Gedaan met laden. U bevindt zich op: Controle VLABEL - kilometerheffing Waalse Gewest - vrachtwagen geïmmobiliseerd - eenzijdig verzoekschrift in kort geding - ontbreken van absolute noodzaak Vlaamse Belastingdienst

Controle VLABEL - kilometerheffing Waalse Gewest - vrachtwagen geïmmobiliseerd - eenzijdig verzoekschrift in kort geding - ontbreken van absolute noodzaak

Rechtspraak
Rolnummer
2020/RG/526
Datum beslissing
22 april 2022
Publicatiedatum
12 oktober 2022
Rechtbank
Hof van Beroep te Luik
Status
Definitief

Heffing

  • Kilometerheffing

Wettelijke basis

  • Artikel 584, lid 4 Ger.

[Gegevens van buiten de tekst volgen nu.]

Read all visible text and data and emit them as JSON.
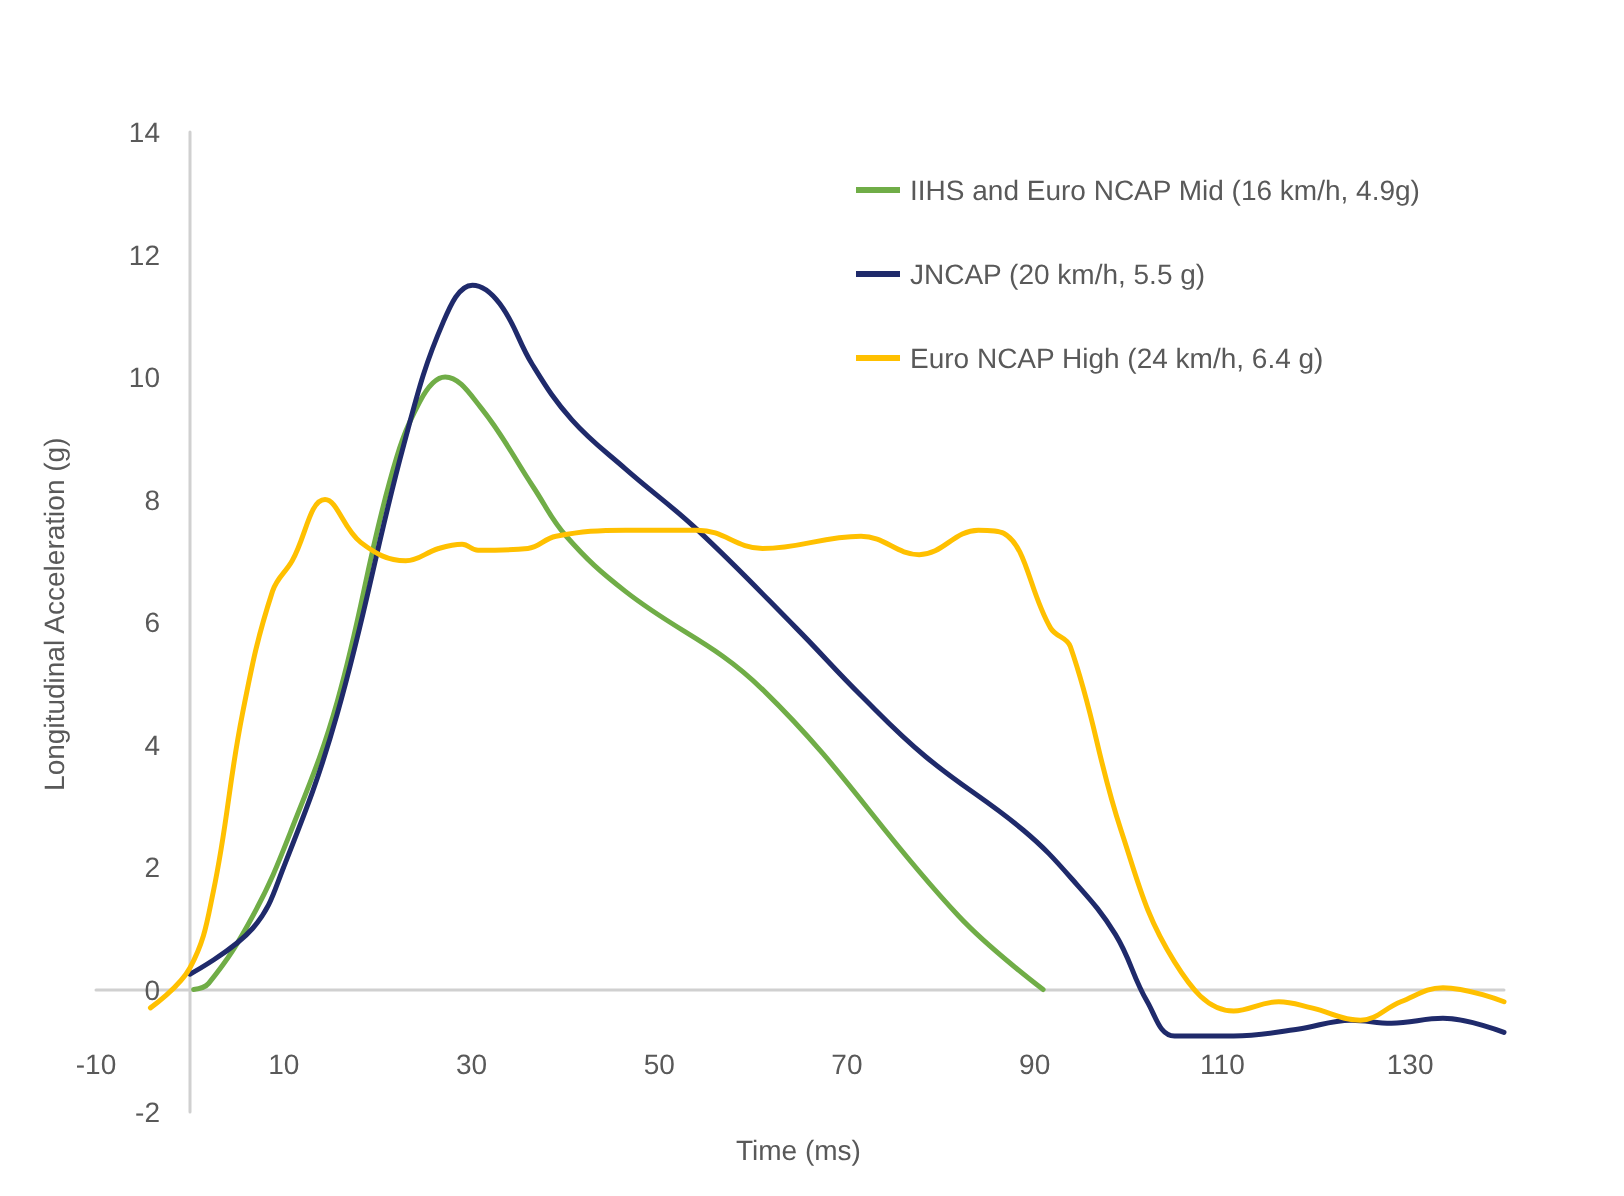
{
  "chart_data": {
    "type": "line",
    "xlabel": "Time (ms)",
    "ylabel": "Longitudinal Acceleration (g)",
    "xlim": [
      -10,
      140
    ],
    "xticks": [
      -10,
      10,
      30,
      50,
      70,
      90,
      110,
      130
    ],
    "ylim": [
      -2,
      14
    ],
    "yticks": [
      -2,
      0,
      2,
      4,
      6,
      8,
      10,
      12,
      14
    ],
    "grid": false,
    "legend": "top right",
    "marker": "none",
    "line_style": "solid",
    "series": [
      {
        "name": "IIHS and Euro NCAP Mid (16 km/h, 4.9g)",
        "color": "#70ad47",
        "x": [
          0.4,
          2,
          6.7,
          10.8,
          15.7,
          21.3,
          24.5,
          27.2,
          31,
          36.6,
          40.1,
          46.4,
          61,
          81.9,
          90.9
        ],
        "values": [
          0,
          0.1,
          1.2,
          2.6,
          4.7,
          8.3,
          9.6,
          10,
          9.5,
          8.2,
          7.4,
          6.5,
          4.9,
          1.2,
          0
        ]
      },
      {
        "name": "JNCAP (20 km/h, 5.5 g)",
        "color": "#1f2a6b",
        "x": [
          0,
          6.7,
          10,
          15.7,
          22.8,
          27,
          30.1,
          33,
          36.5,
          40.7,
          46.4,
          54.1,
          64.6,
          71.5,
          78.4,
          88.8,
          94,
          98.6,
          102,
          104.9,
          111.2,
          118,
          123.7,
          128,
          133.5,
          140
        ],
        "values": [
          0.25,
          1,
          2,
          4.5,
          8.9,
          10.9,
          11.5,
          11.2,
          10.2,
          9.3,
          8.5,
          7.5,
          5.9,
          4.8,
          3.8,
          2.6,
          1.8,
          0.9,
          -0.2,
          -0.76,
          -0.76,
          -0.65,
          -0.5,
          -0.55,
          -0.47,
          -0.7
        ]
      },
      {
        "name": "Euro NCAP High (24 km/h, 6.4 g)",
        "color": "#ffc000",
        "x": [
          -4.2,
          0,
          2.5,
          5.6,
          8.8,
          10.9,
          14.4,
          18.2,
          23,
          26.5,
          29,
          30.7,
          36,
          39,
          46.4,
          54.1,
          61,
          71.5,
          77.7,
          84,
          86.7,
          91.7,
          93.8,
          99.2,
          104.9,
          111.2,
          116,
          119.5,
          124.7,
          129,
          133.5,
          140
        ],
        "values": [
          -0.3,
          0.35,
          1.6,
          4.5,
          6.5,
          7,
          8,
          7.3,
          7,
          7.2,
          7.27,
          7.17,
          7.2,
          7.4,
          7.5,
          7.5,
          7.2,
          7.4,
          7.1,
          7.5,
          7.45,
          5.9,
          5.6,
          2.6,
          0.45,
          -0.35,
          -0.2,
          -0.3,
          -0.5,
          -0.2,
          0.03,
          -0.2
        ]
      }
    ]
  }
}
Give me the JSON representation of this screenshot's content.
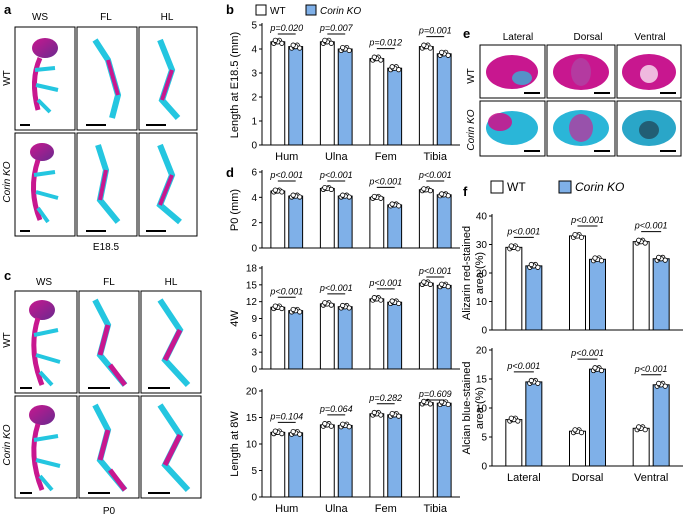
{
  "colors": {
    "wt_fill": "#ffffff",
    "ko_fill": "#7fb0e8",
    "stroke": "#000000"
  },
  "panel_a": {
    "letter": "a",
    "columns": [
      "WS",
      "FL",
      "HL"
    ],
    "rows": [
      "WT",
      "Corin KO"
    ],
    "caption": "E18.5"
  },
  "panel_c": {
    "letter": "c",
    "columns": [
      "WS",
      "FL",
      "HL"
    ],
    "rows": [
      "WT",
      "Corin KO"
    ],
    "caption": "P0"
  },
  "panel_e": {
    "letter": "e",
    "columns": [
      "Lateral",
      "Dorsal",
      "Ventral"
    ],
    "rows": [
      "WT",
      "Corin KO"
    ]
  },
  "legend_b": {
    "letter": "b",
    "wt": "WT",
    "ko": "Corin KO"
  },
  "panel_d_letter": "d",
  "legend_f": {
    "letter": "f",
    "wt": "WT",
    "ko": "Corin KO"
  },
  "chart_data": [
    {
      "id": "b",
      "type": "bar",
      "ylabel": "Length at E18.5 (mm)",
      "ylim": [
        0,
        5
      ],
      "yticks": [
        0,
        1,
        2,
        3,
        4,
        5
      ],
      "categories": [
        "Hum",
        "Ulna",
        "Fem",
        "Tibia"
      ],
      "series": [
        {
          "name": "WT",
          "values": [
            4.3,
            4.3,
            3.6,
            4.1
          ]
        },
        {
          "name": "Corin KO",
          "values": [
            4.1,
            4.0,
            3.2,
            3.8
          ]
        }
      ],
      "pvalues": [
        "p=0.020",
        "p=0.007",
        "p=0.012",
        "p=0.001"
      ]
    },
    {
      "id": "d-P0",
      "type": "bar",
      "ylabel": "P0 (mm)",
      "ylim": [
        0,
        6
      ],
      "yticks": [
        0,
        2,
        4,
        6
      ],
      "categories": [
        "Hum",
        "Ulna",
        "Fem",
        "Tibia"
      ],
      "series": [
        {
          "name": "WT",
          "values": [
            4.5,
            4.7,
            4.0,
            4.6
          ]
        },
        {
          "name": "Corin KO",
          "values": [
            4.1,
            4.1,
            3.4,
            4.2
          ]
        }
      ],
      "pvalues": [
        "p<0.001",
        "p<0.001",
        "p<0.001",
        "p<0.001"
      ]
    },
    {
      "id": "d-4W",
      "type": "bar",
      "ylabel": "4W",
      "ylim": [
        0,
        18
      ],
      "yticks": [
        0,
        3,
        6,
        9,
        12,
        15,
        18
      ],
      "categories": [
        "Hum",
        "Ulna",
        "Fem",
        "Tibia"
      ],
      "series": [
        {
          "name": "WT",
          "values": [
            11.0,
            11.6,
            12.5,
            15.3
          ]
        },
        {
          "name": "Corin KO",
          "values": [
            10.4,
            11.1,
            11.9,
            14.9
          ]
        }
      ],
      "pvalues": [
        "p<0.001",
        "p<0.001",
        "p<0.001",
        "p<0.001"
      ]
    },
    {
      "id": "d-8W",
      "type": "bar",
      "ylabel": "Length at 8W",
      "ylim": [
        0,
        20
      ],
      "yticks": [
        0,
        5,
        10,
        15,
        20
      ],
      "categories": [
        "Hum",
        "Ulna",
        "Fem",
        "Tibia"
      ],
      "series": [
        {
          "name": "WT",
          "values": [
            12.2,
            13.6,
            15.7,
            17.8
          ]
        },
        {
          "name": "Corin KO",
          "values": [
            12.1,
            13.5,
            15.5,
            17.7
          ]
        }
      ],
      "pvalues": [
        "p=0.104",
        "p=0.064",
        "p=0.282",
        "p=0.609"
      ]
    },
    {
      "id": "f-alizarin",
      "type": "bar",
      "ylabel_lines": [
        "Alizarin red-stained",
        "area (%)"
      ],
      "ylim": [
        0,
        40
      ],
      "yticks": [
        0,
        10,
        20,
        30,
        40
      ],
      "categories": [
        "Lateral",
        "Dorsal",
        "Ventral"
      ],
      "series": [
        {
          "name": "WT",
          "values": [
            29,
            33,
            31
          ]
        },
        {
          "name": "Corin KO",
          "values": [
            22.5,
            24.8,
            25
          ]
        }
      ],
      "pvalues": [
        "p<0.001",
        "p<0.001",
        "p<0.001"
      ]
    },
    {
      "id": "f-alcian",
      "type": "bar",
      "ylabel_lines": [
        "Alcian blue-stained",
        "area (%)"
      ],
      "ylim": [
        0,
        20
      ],
      "yticks": [
        0,
        5,
        10,
        15,
        20
      ],
      "categories": [
        "Lateral",
        "Dorsal",
        "Ventral"
      ],
      "series": [
        {
          "name": "WT",
          "values": [
            8,
            6,
            6.5
          ]
        },
        {
          "name": "Corin KO",
          "values": [
            14.5,
            16.7,
            14
          ]
        }
      ],
      "pvalues": [
        "p<0.001",
        "p<0.001",
        "p<0.001"
      ]
    }
  ]
}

Wb.

Samenvatting

Een vrachtwagen van de belastingplichtige werd geïmmobiliseerd na een controle uitgevoerd door controleurs van VLABEL.

De raadsman van de belastingplichtige schreef aan VLABEL dat hij een vraag om kwijtschelding van schulden had gevraagd aan het Waalse gewest betreffende de vijf opgelegde boetes en hij stelde voor om de boete van 1.000 euro van het Vlaams gewest te betalen. Hij vroeg tevens om de vrijgave van het voertuig na ontvangst van de betaling van 1.000 euro.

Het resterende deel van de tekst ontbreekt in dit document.